- Born: 27 November 1928 London, England, UK
- Died: 8 December 2008 (aged 80)
- Education: Imperial College London University of London
- Occupation: Physicist
- Known for: Work on physics
- Children: 4
- Relatives: 10 grand children

= Peter E. Hodgson =

British physicist (1928–2008)

Peter E. Hodgson (27 November 1928, London - 8 December 2008) was a British physicist, who also wrote about the philosophy of physics and social issues, and was an active Roman Catholic.

==Early life==
Peter E. Hodgson was born on 27 November 1928 in London. He graduated in 1948 with a BSc in physics from Imperial College London. He began experimental research under George Paget Thomson, and was one of the first to identify the K meson and its decay into three pions, giving the most accurate, as of that time, estimate of its mass. In 1951, he was awarded the PhD for this work. In the 1960s, the University of London awarded him the D.Sc.

==Career==
Hodgson did nuclear physics under Harrie Massey at University College London, studying the scattering of neutrons by alpha particles. This drew the attention of Rudolf Peierls and Denys Wilkinson, who invited him to Oxford on 1958. There he became the head of the Nuclear Physics Theoretical Group, and until his retirement, a lecturer in Nuclear Physics and a Fellow of Corpus Christi College.

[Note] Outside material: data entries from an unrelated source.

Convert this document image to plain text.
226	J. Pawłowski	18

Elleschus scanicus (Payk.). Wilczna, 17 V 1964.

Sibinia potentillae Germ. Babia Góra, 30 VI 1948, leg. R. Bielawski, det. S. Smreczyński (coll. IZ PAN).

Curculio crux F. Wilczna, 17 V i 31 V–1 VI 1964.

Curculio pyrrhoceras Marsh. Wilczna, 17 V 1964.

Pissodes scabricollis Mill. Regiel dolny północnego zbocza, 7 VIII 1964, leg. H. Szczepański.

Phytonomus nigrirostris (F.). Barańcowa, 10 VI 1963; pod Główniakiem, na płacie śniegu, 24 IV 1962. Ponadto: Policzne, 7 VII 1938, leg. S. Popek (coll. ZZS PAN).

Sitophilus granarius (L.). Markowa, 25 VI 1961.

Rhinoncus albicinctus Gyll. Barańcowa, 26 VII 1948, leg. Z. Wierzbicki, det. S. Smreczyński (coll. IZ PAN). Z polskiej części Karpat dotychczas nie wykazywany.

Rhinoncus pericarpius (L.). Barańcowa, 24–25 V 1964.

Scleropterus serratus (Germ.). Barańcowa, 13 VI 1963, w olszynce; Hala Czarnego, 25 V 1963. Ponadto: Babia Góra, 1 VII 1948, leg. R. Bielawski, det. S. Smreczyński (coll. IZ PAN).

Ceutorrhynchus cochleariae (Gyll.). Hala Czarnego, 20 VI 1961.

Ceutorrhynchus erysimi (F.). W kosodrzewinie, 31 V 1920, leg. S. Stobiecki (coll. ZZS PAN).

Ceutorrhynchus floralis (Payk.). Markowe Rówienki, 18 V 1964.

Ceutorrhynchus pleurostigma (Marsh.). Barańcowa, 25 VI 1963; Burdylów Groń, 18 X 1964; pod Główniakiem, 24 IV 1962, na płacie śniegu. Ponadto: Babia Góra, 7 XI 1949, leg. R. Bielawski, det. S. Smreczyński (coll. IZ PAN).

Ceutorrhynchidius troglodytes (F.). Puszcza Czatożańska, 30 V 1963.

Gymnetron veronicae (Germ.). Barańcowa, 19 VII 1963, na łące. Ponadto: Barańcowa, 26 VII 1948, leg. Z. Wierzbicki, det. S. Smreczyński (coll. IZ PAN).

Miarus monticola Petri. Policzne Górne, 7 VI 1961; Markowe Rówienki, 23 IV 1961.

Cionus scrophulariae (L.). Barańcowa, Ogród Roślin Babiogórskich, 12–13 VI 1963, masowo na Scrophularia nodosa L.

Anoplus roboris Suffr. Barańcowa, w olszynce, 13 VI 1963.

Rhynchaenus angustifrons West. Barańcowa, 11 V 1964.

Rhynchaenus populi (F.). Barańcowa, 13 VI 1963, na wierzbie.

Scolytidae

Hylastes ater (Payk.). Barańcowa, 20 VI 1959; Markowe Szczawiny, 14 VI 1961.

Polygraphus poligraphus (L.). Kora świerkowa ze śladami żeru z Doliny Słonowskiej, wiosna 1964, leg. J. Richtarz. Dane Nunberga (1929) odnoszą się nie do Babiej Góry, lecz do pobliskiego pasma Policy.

Hodgson was actively involved in the study of the impact of science on society, and of the resulting moral obligations of scientists. He was an active member of the Atomic Scientists' Association, serving on its council from 1952 to 1959 and editing its journal from 1953 to 1955.

Hodgson worked closely with the Templeton Foundation, the Newman Society, and other organizations to promote the integration of science and religion. In later years, he became the president of the science secretariat of Pax Romana, whose bulletin he edited and to which he contributed several articles and book reviews. He also became a consultant to the Pontifical Council for Culture (founded 1982). He encouraged Roman Catholic scientists, lay as well as ordained, to integrate their studies and belief, and to publicize their work. He emphasized the need for the Church to be thorough and professional about any scientific advice it took and scientific comment it made.

==Death==
Hodgson died on 8 December 2008. He had 4 children and 10 Grandchildren.

==Books by Hodgson==
OUP = Oxford University Press.

===Technical===
- 1963, "The Optical Model of Elastic Scattering". OUP. Reprinted in Hodgson (1994).
- 1971. Nuclear Reactions and Nuclear Structure. OUP.
- 1978. Nuclear Heavy-Ion Reactions. OUP.
- 1980–81. Growth Points in Nuclear Physics, Vols. 1-3. Pergamon Press.
- 1988 (with A N Antonov & I Zh. Petkov). Nucleon Momentum and Density Distributions in Nuclei. OUP.
- 1990 (with J. R. Lucas). Spacetime and Electromagnetism. OUP. ISBN 0-19-852038-7.
- 1991 (With E. Gadioli). Pre-Equilibrium Nuclear Reactions. OUP.
- 1993 (with A N Antonov & I Zh. Petkov). Nucleon Corelations in Nuclei. Springer-Verlag
- 1994. The Nucleon Optical Potential. World Scientific. ISBN 981-02-1722-6.
- 1996 (with E. Gadioli & E. Gadioli-Erba). Introductory Nuclear Physics. OUP.
- 1997 (with S A Sofianos). Nuclear Physics. Pretoria: University of South Africa.

===Other===
- 1961. Nuclear Physics in Peace and War. London: Burns & Oates.
- 1983. Our Nuclear Future. Belfast: Christian Journals Ltd.
- 1990. Christianity and Science, Studies in Christianity & Science. OUP. ISBN 0-19-832143-0.
- 1994. (with Thomas A. Brody and Luis De La Peña) The Philosophy behind Physics, 2nd ed. Springer. ISBN 0-387-57952-4.
- 1997. Energy and Environment. Bowerdean. ISBN 0-906097-74-6.
- 1999. Nuclear Power, Energy and the Environment. London: Imperial College Press. ISBN 1-86094-088-9.
- 1999. Science, Technology, and Society. Tokyo: Kinseido.
- 2002. Christianity and Science. Johannesburg SA: St. Augustine College.
- 2003. The Roots of Science and Its Fruits. London: The Saint Austin Press.
- 2005. Science and Belief in the Nuclear Age. Sapientia Press of Ave Maria University. ISBN 1-932589-20-1.
- 2006. Theology And Modern Physics, Ashgate Science and Religion Series. London: Ashgate Publishing. ISBN 0-7546-3622-4.
- 2010. Energy, the Environment, and Climate Change. Imperial College Press. ISBN 1-84816-415-7.